Bicycles and motos abound
One of the first things I noticed about Donostia was the bicycle lanes. The city is 23 sq miles and a good part of it is flat. The majority of the streets are narrow and one-way with well-marked (sometimes including with waist-high pillars) and frequently used bicycle lanes. Along some of the main thoroughfares there are separate wide, paved bicycle and walking paths. We saw a few hardy souls struggling up the steep, winding roads that snake around the hills surrounding the bay, but most cyclists stuck to the level areas with their groceries, purses, etc. in baskets on the handlebars. And small motorcycles and scooters? They were everywhere! There were block after block of them parked side by side.
The bay(s) are “cute”
The bay (or bays, depending on how you look at them) were much smaller than I had anticipated, but they have great sandy beaches and a fabulous, wide, 2-mile long promenade bordering them. Everybody and his cousin saunters along the promenade, anchored at one end by a small park-like area with the “Comb of the Winds” sculptures placed on rocky outcroppings and at the other end with “Old Town”.
Apparently some of the hardy Basque men swim across the bay every day of the year, including during the cold, snowy winters. OK, I’m impressed.
Strolling pairs of older women are ubiquitous
An unusually high percentage of the population must be older (60’s, 70’s, and above?) women because they were everywhere, dressed in hose, skirt/jacket suits, jewelry, etc. and strolling two-by-two. (I think we saw a lone woman once; never a set of three.) I began to wish I had one of those little counters you carry in your hand (like the door person at Costco has) to keep track of their numbers.
Pintxos are great!
Whoever came up with the idea of pintxos was a genius! (Pronounced peen chose) I don’t know how many little bars there are, but in the older part of town, there are several per block, with patrons spilling out into the street. Each one has a long counter jammed with plates piled high with different types of beautifully presented pintxos, which can be just about anything—slices of baguette with mounds of creamy combinations of seafood and/or vegetables; slices of asparagus paté topped with dots of sour cream (?) and stuffed, sliced olives; pickled peppers; octopus; tuna-stuffed red peppers on a slice of baguette; white asparagus wrapped in a paper-thin slice of jamon and drizzled with mustard sauce; and much, much more. Each one is sized for perhaps 2-4 mouthfuls.

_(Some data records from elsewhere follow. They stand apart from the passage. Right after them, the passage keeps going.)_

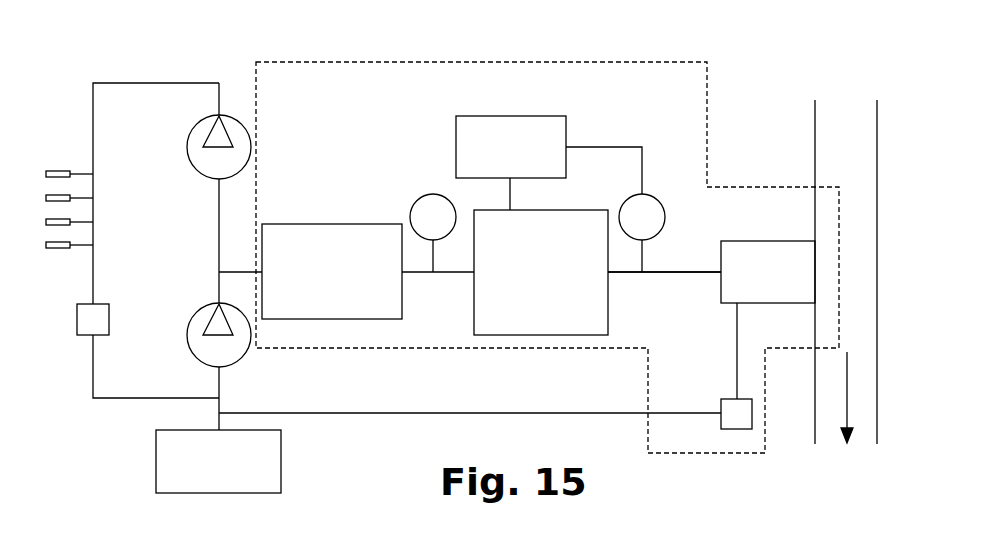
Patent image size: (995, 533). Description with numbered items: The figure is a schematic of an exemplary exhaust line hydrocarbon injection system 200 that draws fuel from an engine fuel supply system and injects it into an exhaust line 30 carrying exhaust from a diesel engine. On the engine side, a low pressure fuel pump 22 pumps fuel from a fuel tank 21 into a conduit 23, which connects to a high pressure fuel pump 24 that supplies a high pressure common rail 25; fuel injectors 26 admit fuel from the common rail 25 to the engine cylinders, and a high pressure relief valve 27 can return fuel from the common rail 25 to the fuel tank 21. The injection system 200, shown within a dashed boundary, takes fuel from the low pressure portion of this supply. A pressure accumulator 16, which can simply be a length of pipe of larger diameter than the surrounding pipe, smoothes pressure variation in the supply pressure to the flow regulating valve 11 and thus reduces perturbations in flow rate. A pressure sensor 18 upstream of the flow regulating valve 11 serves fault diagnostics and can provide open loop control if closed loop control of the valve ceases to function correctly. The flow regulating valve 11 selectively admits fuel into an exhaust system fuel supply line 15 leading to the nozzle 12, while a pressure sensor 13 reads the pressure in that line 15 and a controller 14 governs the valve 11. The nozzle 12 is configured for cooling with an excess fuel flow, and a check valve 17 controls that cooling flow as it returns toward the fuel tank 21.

The exhaust line hydrocarbon injection system 200 is at (405, 60).
The flow regulating valve 11 is at (555, 208).
The nozzle 12 is at (773, 250).
The pressure sensor 13 is at (650, 196).
The controller 14 is at (453, 122).
The exhaust system fuel supply line 15 is at (632, 273).
The pressure accumulator 16 is at (367, 224).
The check valve 17 is at (728, 404).
The pressure sensor 18 is at (424, 198).
The fuel tank 21 is at (275, 450).
The low pressure fuel pump 22 is at (238, 343).
The conduit 23 is at (218, 289).
The high pressure fuel pump 24 is at (237, 130).
The high pressure common rail 25 is at (183, 82).
The fuel injectors 26 is at (53, 172).
The high pressure relief valve 27 is at (103, 312).
The exhaust line 30 is at (814, 150).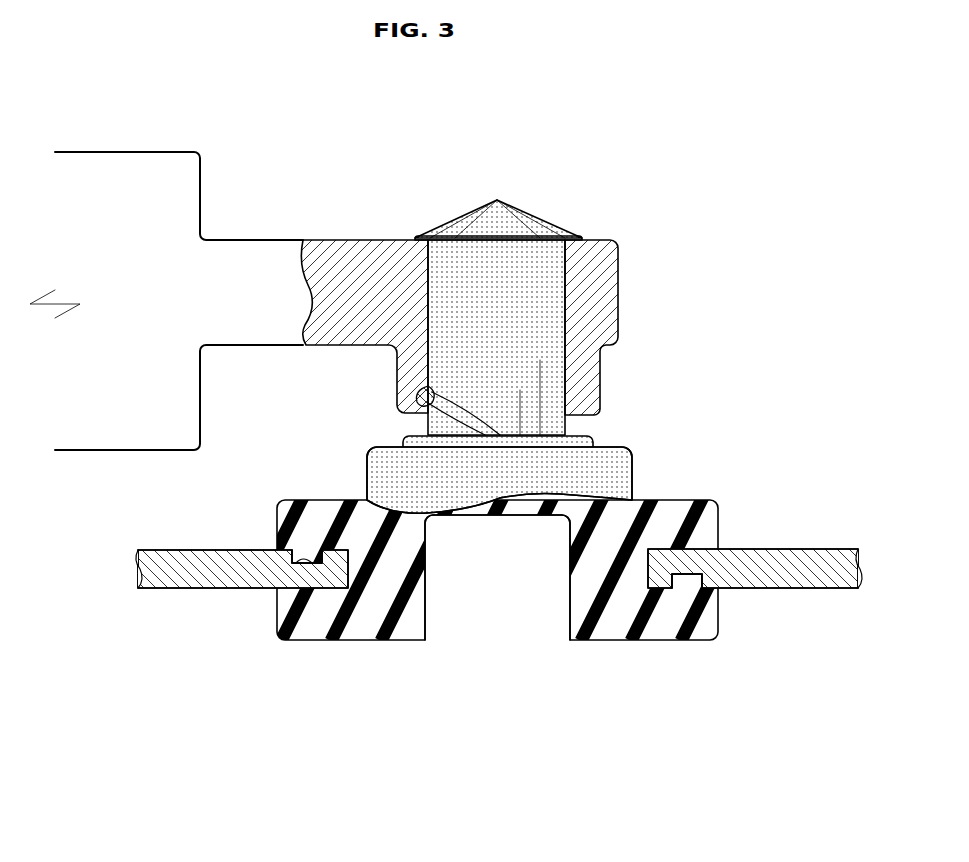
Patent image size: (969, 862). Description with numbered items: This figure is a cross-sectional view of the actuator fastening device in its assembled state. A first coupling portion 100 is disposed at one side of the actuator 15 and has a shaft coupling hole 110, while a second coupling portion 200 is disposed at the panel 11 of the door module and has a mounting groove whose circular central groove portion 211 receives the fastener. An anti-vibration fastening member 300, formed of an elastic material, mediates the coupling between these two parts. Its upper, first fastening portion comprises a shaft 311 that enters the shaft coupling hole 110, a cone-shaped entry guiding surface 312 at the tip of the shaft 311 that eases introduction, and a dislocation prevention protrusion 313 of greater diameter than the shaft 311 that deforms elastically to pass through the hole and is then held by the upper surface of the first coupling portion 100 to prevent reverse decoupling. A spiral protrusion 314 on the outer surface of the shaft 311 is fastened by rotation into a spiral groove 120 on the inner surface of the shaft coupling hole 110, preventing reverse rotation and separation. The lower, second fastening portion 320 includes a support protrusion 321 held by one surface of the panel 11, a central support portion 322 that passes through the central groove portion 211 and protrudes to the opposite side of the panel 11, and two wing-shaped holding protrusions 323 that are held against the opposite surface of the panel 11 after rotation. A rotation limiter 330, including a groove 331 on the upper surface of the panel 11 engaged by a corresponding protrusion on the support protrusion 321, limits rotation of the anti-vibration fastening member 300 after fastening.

The actuator 15 is at (138, 168).
The first coupling portion 100 is at (636, 254).
The shaft coupling hole 110 is at (560, 332).
The spiral groove 120 is at (425, 390).
The anti-vibration fastening member 300 is at (680, 400).
The shaft 311 is at (545, 298).
The entry guiding surface 312 is at (462, 223).
The dislocation prevention protrusion 313 is at (576, 238).
The spiral protrusion 314 is at (428, 428).
The second coupling portion 200 is at (740, 515).
The second fastening portion 320 is at (498, 592).
The support protrusion 321 is at (685, 510).
The central support portion 322 is at (305, 558).
The holding protrusions 323 is at (283, 606).
The rotation limiter 330 is at (275, 545).
The groove 331 is at (305, 566).
The central groove portion 211 is at (350, 565).
The panel 11 is at (150, 590).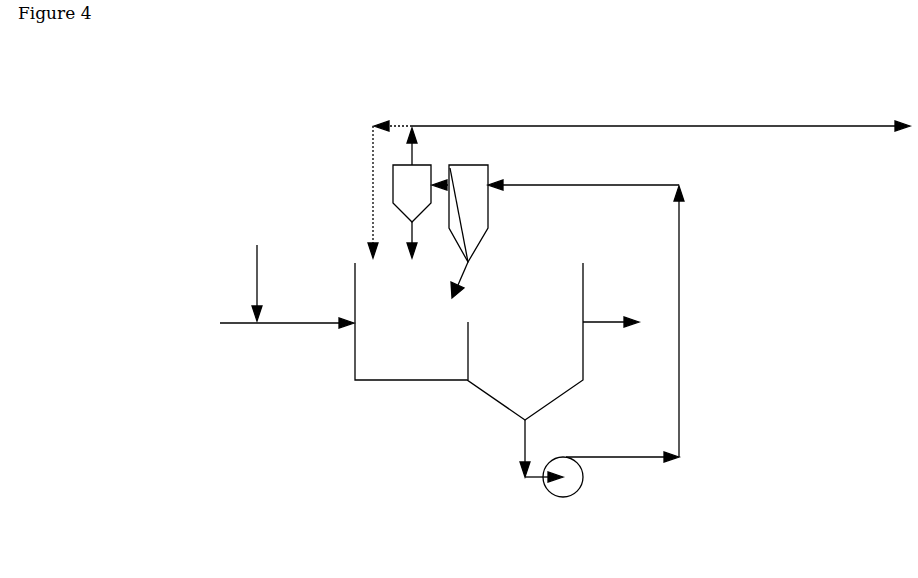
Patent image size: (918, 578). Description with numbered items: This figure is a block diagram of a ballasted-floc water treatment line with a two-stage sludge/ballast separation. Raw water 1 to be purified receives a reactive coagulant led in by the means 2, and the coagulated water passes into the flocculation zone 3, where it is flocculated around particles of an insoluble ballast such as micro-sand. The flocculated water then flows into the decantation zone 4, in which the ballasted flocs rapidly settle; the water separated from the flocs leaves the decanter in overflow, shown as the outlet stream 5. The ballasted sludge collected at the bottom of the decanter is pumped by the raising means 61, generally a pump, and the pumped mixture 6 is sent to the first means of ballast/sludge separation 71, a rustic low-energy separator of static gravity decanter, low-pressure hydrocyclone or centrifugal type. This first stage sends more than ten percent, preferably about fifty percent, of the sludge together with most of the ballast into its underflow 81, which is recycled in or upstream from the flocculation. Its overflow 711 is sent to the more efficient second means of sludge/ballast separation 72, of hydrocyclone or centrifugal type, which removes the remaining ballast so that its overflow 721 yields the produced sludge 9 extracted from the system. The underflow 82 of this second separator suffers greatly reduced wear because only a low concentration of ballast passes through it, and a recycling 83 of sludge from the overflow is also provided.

The raw water 1 is at (268, 350).
The means for leading reactive coagulant 2 is at (222, 272).
The flocculation zone 3 is at (469, 341).
The decantation zone 4 is at (505, 351).
The outlet stream 5 is at (621, 295).
The recycle line 6 is at (594, 321).
The produced sludge 9 is at (661, 99).
The raising means 61 is at (570, 488).
The first means of ballast/sludge separation 71 is at (496, 213).
The overflow of the first means of separation 711 is at (450, 186).
The second means of sludge/ballast separation 72 is at (393, 180).
The overflow of the second means of separation 721 is at (412, 163).
The underflow 81 is at (489, 282).
The underflow of the second means of separation 82 is at (405, 246).
The recycling of the sludge 83 is at (354, 189).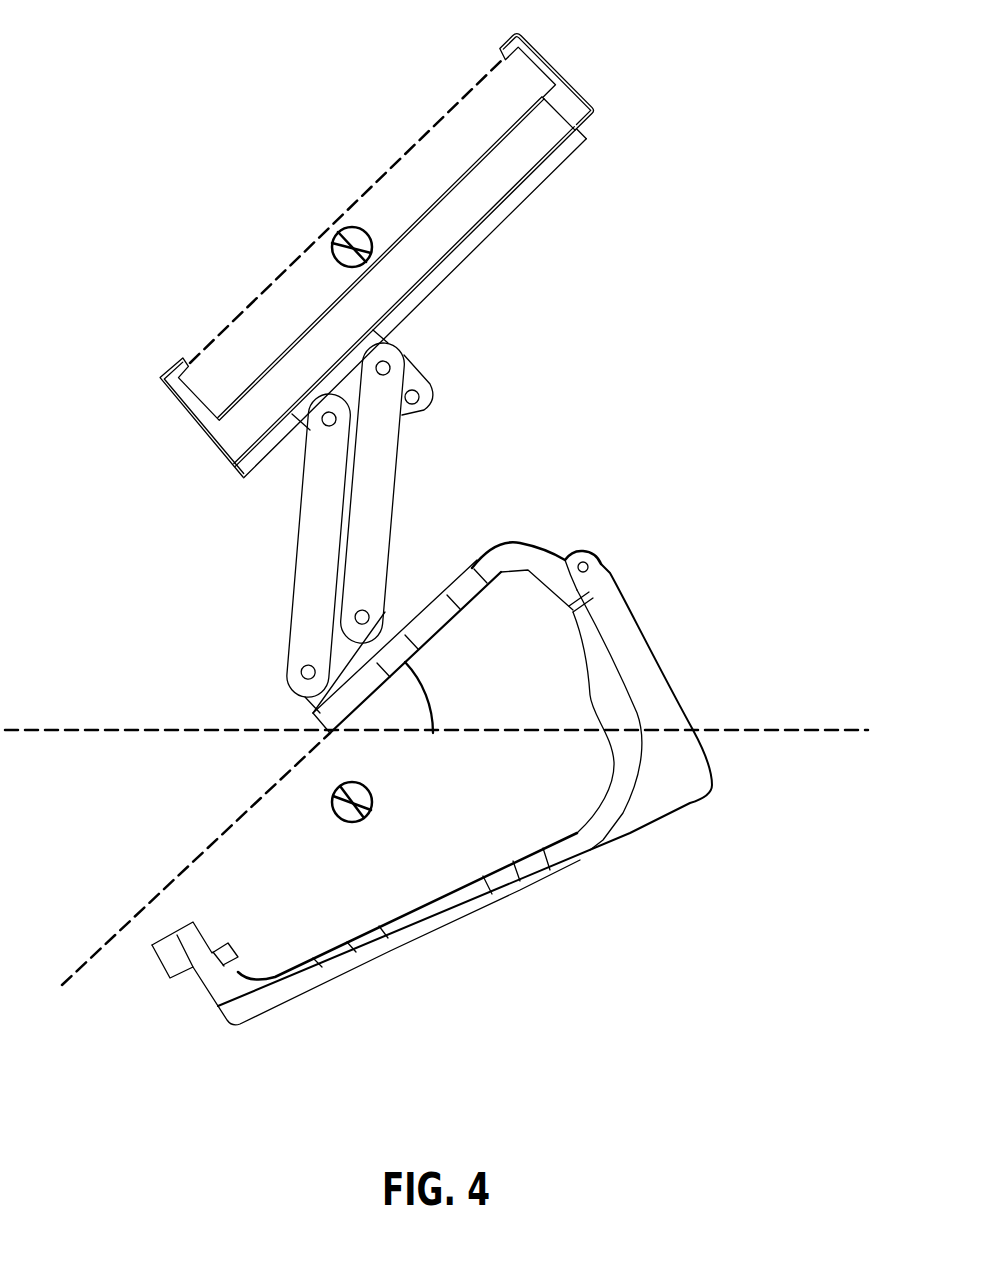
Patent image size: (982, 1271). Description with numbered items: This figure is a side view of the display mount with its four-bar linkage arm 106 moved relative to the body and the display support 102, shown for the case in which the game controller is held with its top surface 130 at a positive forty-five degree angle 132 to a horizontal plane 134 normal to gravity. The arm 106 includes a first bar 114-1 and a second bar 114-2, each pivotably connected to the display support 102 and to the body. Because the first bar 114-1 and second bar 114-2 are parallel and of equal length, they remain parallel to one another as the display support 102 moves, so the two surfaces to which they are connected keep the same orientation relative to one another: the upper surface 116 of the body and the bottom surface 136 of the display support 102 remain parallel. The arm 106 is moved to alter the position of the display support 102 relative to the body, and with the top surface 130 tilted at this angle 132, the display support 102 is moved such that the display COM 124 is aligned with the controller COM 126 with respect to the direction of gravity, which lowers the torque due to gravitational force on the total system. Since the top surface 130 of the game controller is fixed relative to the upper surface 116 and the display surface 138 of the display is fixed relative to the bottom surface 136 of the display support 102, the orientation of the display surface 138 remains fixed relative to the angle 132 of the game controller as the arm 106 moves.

The display support 102 is at (378, 253).
The arm 106 is at (245, 638).
The first bar 114-1 is at (307, 528).
The second bar 114-2 is at (383, 488).
The upper surface 116 is at (418, 610).
The display COM 124 is at (332, 240).
The controller COM 126 is at (372, 813).
The top surface 130 is at (473, 602).
The angle 132 is at (438, 690).
The horizontal plane 134 is at (828, 728).
The bottom surface 136 is at (458, 263).
The display surface 138 is at (430, 132).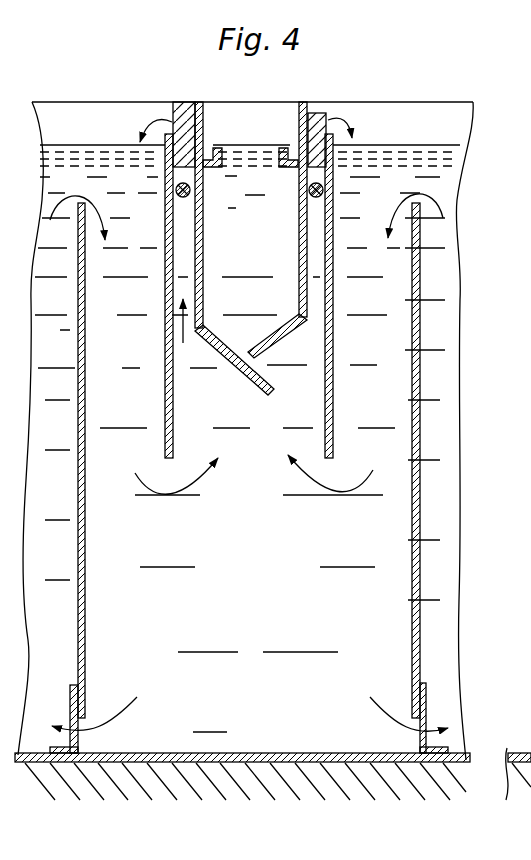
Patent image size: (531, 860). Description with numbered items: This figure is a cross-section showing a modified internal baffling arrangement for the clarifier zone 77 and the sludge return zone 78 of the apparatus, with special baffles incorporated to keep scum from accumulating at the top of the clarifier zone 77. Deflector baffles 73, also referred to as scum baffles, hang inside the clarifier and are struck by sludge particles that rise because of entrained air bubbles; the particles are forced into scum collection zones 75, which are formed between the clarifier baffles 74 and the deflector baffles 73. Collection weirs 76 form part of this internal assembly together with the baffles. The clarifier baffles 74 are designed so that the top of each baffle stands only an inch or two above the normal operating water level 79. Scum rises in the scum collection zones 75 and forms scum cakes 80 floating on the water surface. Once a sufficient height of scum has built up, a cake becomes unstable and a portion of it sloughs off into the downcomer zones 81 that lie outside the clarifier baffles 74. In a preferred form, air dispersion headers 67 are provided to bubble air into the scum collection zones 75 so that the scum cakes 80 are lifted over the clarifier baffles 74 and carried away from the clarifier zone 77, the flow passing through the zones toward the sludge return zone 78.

The air dispersion header 67 is at (180, 172).
The deflector baffle 73 is at (294, 268).
The clarifier baffle 74 is at (161, 292).
The scum collection zone 75 is at (183, 226).
The collection weir 76 is at (285, 168).
The clarifier zone 77 is at (259, 306).
The sludge return zone 78 is at (304, 623).
The normal operating water level 79 is at (62, 145).
The scum cake 80 is at (182, 125).
The downcomer zone 81 is at (136, 415).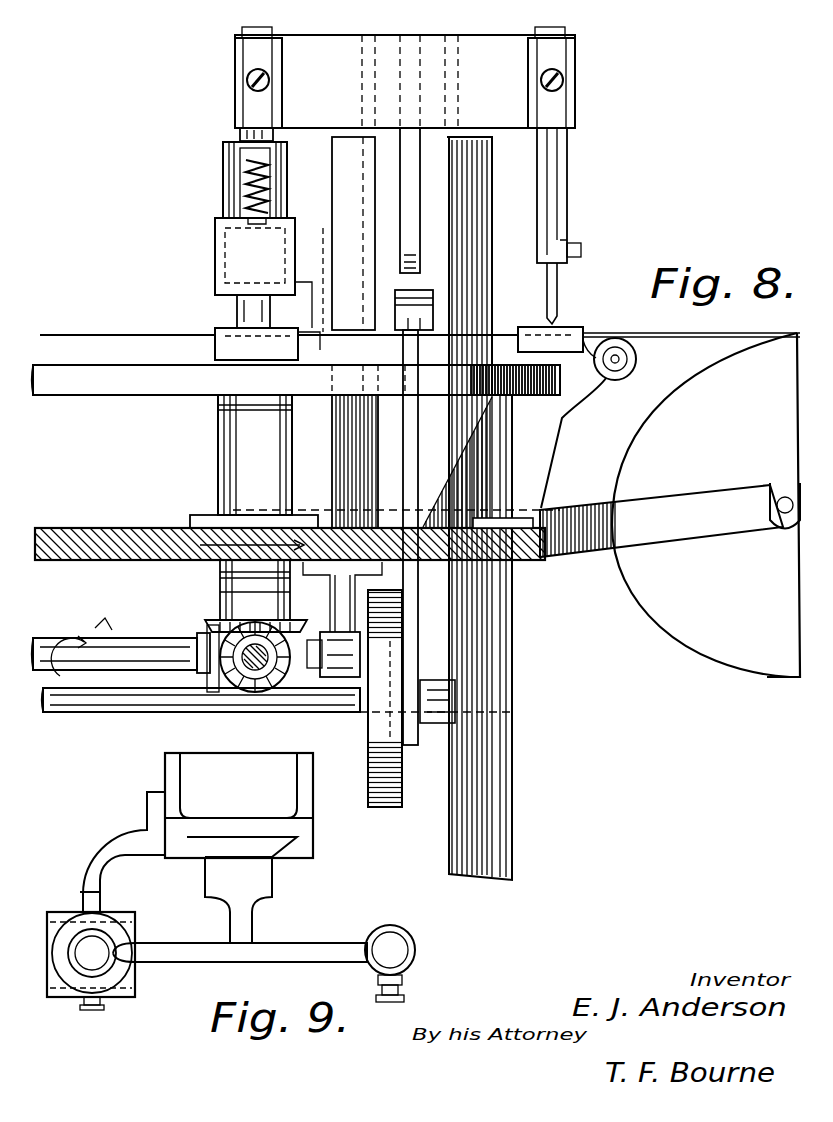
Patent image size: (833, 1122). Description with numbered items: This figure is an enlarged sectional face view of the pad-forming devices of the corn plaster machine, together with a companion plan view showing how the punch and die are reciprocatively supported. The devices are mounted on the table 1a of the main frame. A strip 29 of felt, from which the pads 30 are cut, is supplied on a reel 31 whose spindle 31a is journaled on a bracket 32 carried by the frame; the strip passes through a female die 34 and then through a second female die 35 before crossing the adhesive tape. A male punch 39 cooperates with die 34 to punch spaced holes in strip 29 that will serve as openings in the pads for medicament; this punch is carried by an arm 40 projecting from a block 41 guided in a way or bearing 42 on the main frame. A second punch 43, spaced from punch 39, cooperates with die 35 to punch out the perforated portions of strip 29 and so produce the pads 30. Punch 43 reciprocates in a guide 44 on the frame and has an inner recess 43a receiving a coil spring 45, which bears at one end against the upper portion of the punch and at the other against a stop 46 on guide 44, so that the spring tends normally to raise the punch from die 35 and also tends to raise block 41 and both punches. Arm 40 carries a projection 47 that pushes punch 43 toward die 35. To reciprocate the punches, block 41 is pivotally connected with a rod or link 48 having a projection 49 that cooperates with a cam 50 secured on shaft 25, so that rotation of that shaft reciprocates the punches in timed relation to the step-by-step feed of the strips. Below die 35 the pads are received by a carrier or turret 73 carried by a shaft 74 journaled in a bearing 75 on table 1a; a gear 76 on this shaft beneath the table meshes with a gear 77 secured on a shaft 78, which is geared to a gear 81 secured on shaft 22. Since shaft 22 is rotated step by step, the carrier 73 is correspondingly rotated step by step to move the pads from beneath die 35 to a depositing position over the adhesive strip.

In FIG. 8, the table 1a is at (128, 528).
In FIG. 8, the shaft 22 is at (158, 626).
In FIG. 8, the shaft 25 is at (136, 714).
In FIG. 8, the strip 29 is at (279, 320).
In FIG. 8, the pad 30 is at (619, 382).
In FIG. 8, the reel 31 is at (670, 505).
In FIG. 8, the spindle 31a is at (770, 536).
In FIG. 8, the bracket 32 is at (661, 521).
In FIG. 8, the female die 34 is at (576, 331).
In FIG. 8, the second female die 35 is at (216, 350).
In FIG. 9, the second female die 35 is at (83, 912).
In FIG. 8, the male punch 39 is at (549, 296).
In FIG. 9, the male punch 39 is at (400, 940).
In FIG. 8, the arm 40 is at (540, 104).
In FIG. 9, the arm 40 is at (322, 947).
In FIG. 8, the block 41 is at (420, 228).
In FIG. 9, the block 41 is at (242, 890).
In FIG. 8, the bearing 42 is at (484, 219).
In FIG. 9, the bearing 42 is at (300, 832).
In FIG. 8, the punch 43 is at (270, 317).
In FIG. 8, the inner recess 43a is at (270, 186).
In FIG. 8, the guide 44 is at (215, 254).
In FIG. 9, the guide 44 is at (135, 942).
In FIG. 8, the coil spring 45 is at (240, 186).
In FIG. 8, the stop 46 is at (262, 226).
In FIG. 8, the projection 47 is at (242, 134).
In FIG. 9, the projection 47 is at (93, 990).
In FIG. 8, the rod or link 48 is at (418, 453).
In FIG. 8, the projection 49 is at (412, 746).
In FIG. 8, the cam 50 is at (400, 808).
In FIG. 8, the carrier or turret 73 is at (146, 396).
In FIG. 8, the shaft 74 is at (279, 420).
In FIG. 8, the bearing 75 is at (304, 518).
In FIG. 8, the gear 76 is at (317, 634).
In FIG. 8, the gear 77 is at (266, 690).
In FIG. 8, the shaft 78 is at (242, 690).
In FIG. 8, the gear 81 is at (215, 622).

We’d take a dinner-sized plate, select 3 or 4 to share (Believe me, it’s really hard to chose!) and order our drinks (usually a naturally-brewed hard cider, beer, or wine), then find a place to sit or stand. A couple of times he ordered hot pintxos, such as a flaky pastry stuffed with wild mushrooms or foie gras on a baguette slice, each topped with a savory wine sauce. (I’d never had foie until then. G didn’t tell me what it was before I took a bite, either, so I wouldn’t have any preconceptions.)
Apparently the way it works is that after leisurely savoring one bar’s offerings, you wander along to another bar and repeat the process. Nice. Very, very nice.
And “home” again
It was time to return to Madrid before we were ready to leave, of course. However, G got a lot of work done on his laptop en route back (nice to have WiFi on the bus) while I alternately read a book and dozed. We were both a little pink from the sun, but what an excellent weekend!